When North Dakota had a problem with gas flaring over the last several years it got a lot of attention from journalists, activists, and politicians. People were upset – and rightfully so, nobody likes to see gas flared – and demanded action from the industry and state regulators (who were often accused of being too soft on this issue).
So it’s odd, then, that when the state implements a plan to address flaring in cooperation with the oil and gas industry, and it reduces the amount of natural gas flared by a significant amount, that the news doesn’t get the same amount of coverage.

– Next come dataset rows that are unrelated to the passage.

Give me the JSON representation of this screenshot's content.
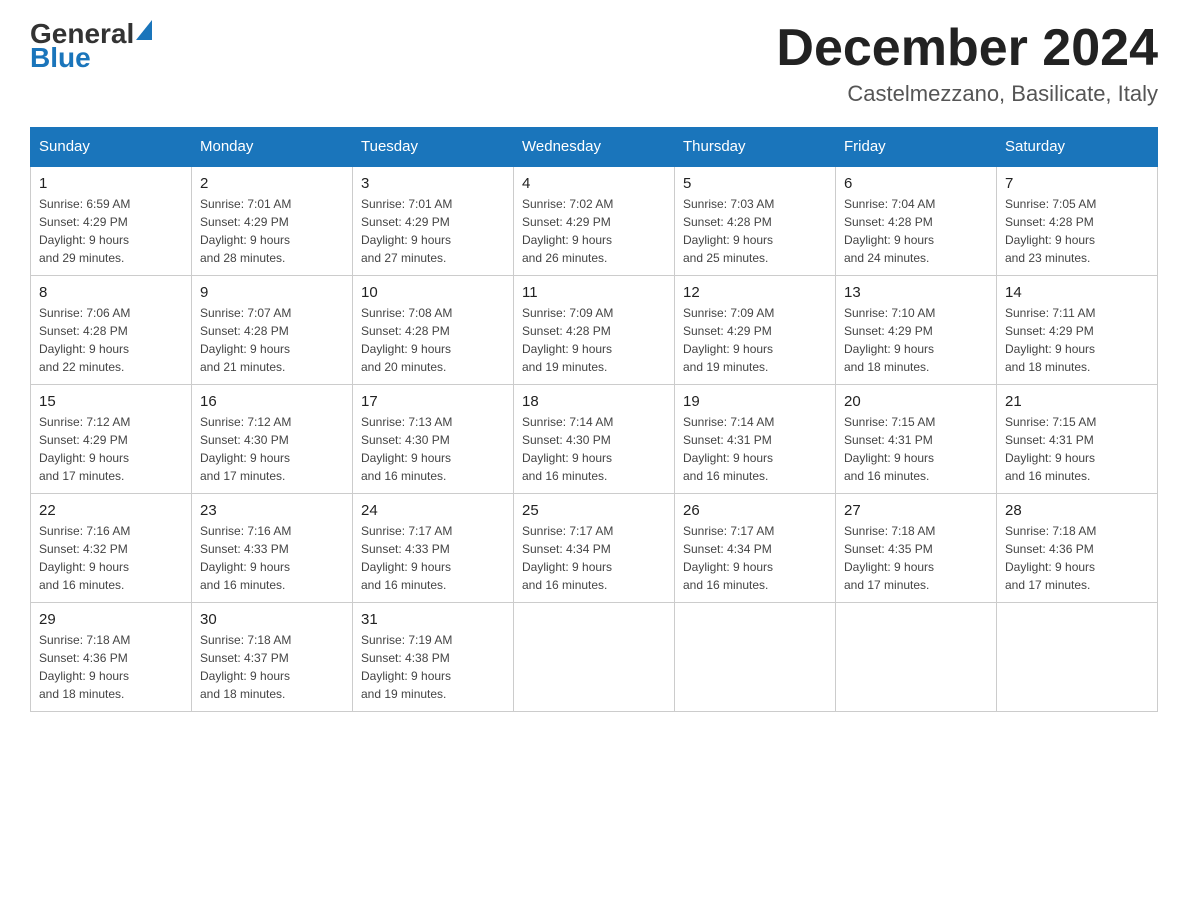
{
  "header": {
    "logo": {
      "general": "General",
      "blue": "Blue",
      "arrow": "▲"
    },
    "title": "December 2024",
    "location": "Castelmezzano, Basilicate, Italy"
  },
  "weekdays": [
    "Sunday",
    "Monday",
    "Tuesday",
    "Wednesday",
    "Thursday",
    "Friday",
    "Saturday"
  ],
  "weeks": [
    [
      {
        "day": "1",
        "info": "Sunrise: 6:59 AM\nSunset: 4:29 PM\nDaylight: 9 hours\nand 29 minutes."
      },
      {
        "day": "2",
        "info": "Sunrise: 7:01 AM\nSunset: 4:29 PM\nDaylight: 9 hours\nand 28 minutes."
      },
      {
        "day": "3",
        "info": "Sunrise: 7:01 AM\nSunset: 4:29 PM\nDaylight: 9 hours\nand 27 minutes."
      },
      {
        "day": "4",
        "info": "Sunrise: 7:02 AM\nSunset: 4:29 PM\nDaylight: 9 hours\nand 26 minutes."
      },
      {
        "day": "5",
        "info": "Sunrise: 7:03 AM\nSunset: 4:28 PM\nDaylight: 9 hours\nand 25 minutes."
      },
      {
        "day": "6",
        "info": "Sunrise: 7:04 AM\nSunset: 4:28 PM\nDaylight: 9 hours\nand 24 minutes."
      },
      {
        "day": "7",
        "info": "Sunrise: 7:05 AM\nSunset: 4:28 PM\nDaylight: 9 hours\nand 23 minutes."
      }
    ],
    [
      {
        "day": "8",
        "info": "Sunrise: 7:06 AM\nSunset: 4:28 PM\nDaylight: 9 hours\nand 22 minutes."
      },
      {
        "day": "9",
        "info": "Sunrise: 7:07 AM\nSunset: 4:28 PM\nDaylight: 9 hours\nand 21 minutes."
      },
      {
        "day": "10",
        "info": "Sunrise: 7:08 AM\nSunset: 4:28 PM\nDaylight: 9 hours\nand 20 minutes."
      },
      {
        "day": "11",
        "info": "Sunrise: 7:09 AM\nSunset: 4:28 PM\nDaylight: 9 hours\nand 19 minutes."
      },
      {
        "day": "12",
        "info": "Sunrise: 7:09 AM\nSunset: 4:29 PM\nDaylight: 9 hours\nand 19 minutes."
      },
      {
        "day": "13",
        "info": "Sunrise: 7:10 AM\nSunset: 4:29 PM\nDaylight: 9 hours\nand 18 minutes."
      },
      {
        "day": "14",
        "info": "Sunrise: 7:11 AM\nSunset: 4:29 PM\nDaylight: 9 hours\nand 18 minutes."
      }
    ],
    [
      {
        "day": "15",
        "info": "Sunrise: 7:12 AM\nSunset: 4:29 PM\nDaylight: 9 hours\nand 17 minutes."
      },
      {
        "day": "16",
        "info": "Sunrise: 7:12 AM\nSunset: 4:30 PM\nDaylight: 9 hours\nand 17 minutes."
      },
      {
        "day": "17",
        "info": "Sunrise: 7:13 AM\nSunset: 4:30 PM\nDaylight: 9 hours\nand 16 minutes."
      },
      {
        "day": "18",
        "info": "Sunrise: 7:14 AM\nSunset: 4:30 PM\nDaylight: 9 hours\nand 16 minutes."
      },
      {
        "day": "19",
        "info": "Sunrise: 7:14 AM\nSunset: 4:31 PM\nDaylight: 9 hours\nand 16 minutes."
      },
      {
        "day": "20",
        "info": "Sunrise: 7:15 AM\nSunset: 4:31 PM\nDaylight: 9 hours\nand 16 minutes."
      },
      {
        "day": "21",
        "info": "Sunrise: 7:15 AM\nSunset: 4:31 PM\nDaylight: 9 hours\nand 16 minutes."
      }
    ],
    [
      {
        "day": "22",
        "info": "Sunrise: 7:16 AM\nSunset: 4:32 PM\nDaylight: 9 hours\nand 16 minutes."
      },
      {
        "day": "23",
        "info": "Sunrise: 7:16 AM\nSunset: 4:33 PM\nDaylight: 9 hours\nand 16 minutes."
      },
      {
        "day": "24",
        "info": "Sunrise: 7:17 AM\nSunset: 4:33 PM\nDaylight: 9 hours\nand 16 minutes."
      },
      {
        "day": "25",
        "info": "Sunrise: 7:17 AM\nSunset: 4:34 PM\nDaylight: 9 hours\nand 16 minutes."
      },
      {
        "day": "26",
        "info": "Sunrise: 7:17 AM\nSunset: 4:34 PM\nDaylight: 9 hours\nand 16 minutes."
      },
      {
        "day": "27",
        "info": "Sunrise: 7:18 AM\nSunset: 4:35 PM\nDaylight: 9 hours\nand 17 minutes."
      },
      {
        "day": "28",
        "info": "Sunrise: 7:18 AM\nSunset: 4:36 PM\nDaylight: 9 hours\nand 17 minutes."
      }
    ],
    [
      {
        "day": "29",
        "info": "Sunrise: 7:18 AM\nSunset: 4:36 PM\nDaylight: 9 hours\nand 18 minutes."
      },
      {
        "day": "30",
        "info": "Sunrise: 7:18 AM\nSunset: 4:37 PM\nDaylight: 9 hours\nand 18 minutes."
      },
      {
        "day": "31",
        "info": "Sunrise: 7:19 AM\nSunset: 4:38 PM\nDaylight: 9 hours\nand 19 minutes."
      },
      {
        "day": "",
        "info": ""
      },
      {
        "day": "",
        "info": ""
      },
      {
        "day": "",
        "info": ""
      },
      {
        "day": "",
        "info": ""
      }
    ]
  ]
}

And that is exactly what has happened.
The North Dakota Industrial Commission – made up of Governor Jack Dalrymple, Agriculture Commissioner Doug Goehring, and Attorney General Wayne Stenehjem – have put in place a plan to get the state down below 10 percent flaring by 2020. In September of 2015 they got a lot of criticism when they pushed back some of the goals of the plan. Here’s a chart of what that looks like courtesy of the Energy Information Administration:
The thing is that, according to the most recent numbers from the Department of Mineral Resources, as of March the percentage of gas flared is already under 10 percent. It’s at 9.7 percent, which is the bottom of a steady decline in the flaring percentage:
Critics of using the flaring percentage as a metric of progress often say that it’s the actual volume of gas flared which matters. And they’re right. Ultimately what we’re concerned with is how much gas is getting wasted. But even there North Dakota has made big progress. From February of 2014 through February of 2016 (the last month for which numbers are available) the volume of gas flared is down over 54 percent:
You may be thinking that the flaring volume only went down because oil activity in North Dakota is slumping, but actually flaring was down in March despite gas production hitting an all time high according to the DMR’s Director’s Cut:
This is big progress.
Again, North Dakota’s oil and gas industry and state leaders have gotten a lot of flak over flaring. I feel like, given how far flaring has fallen, the industry and the state’s leaders deserve some credit.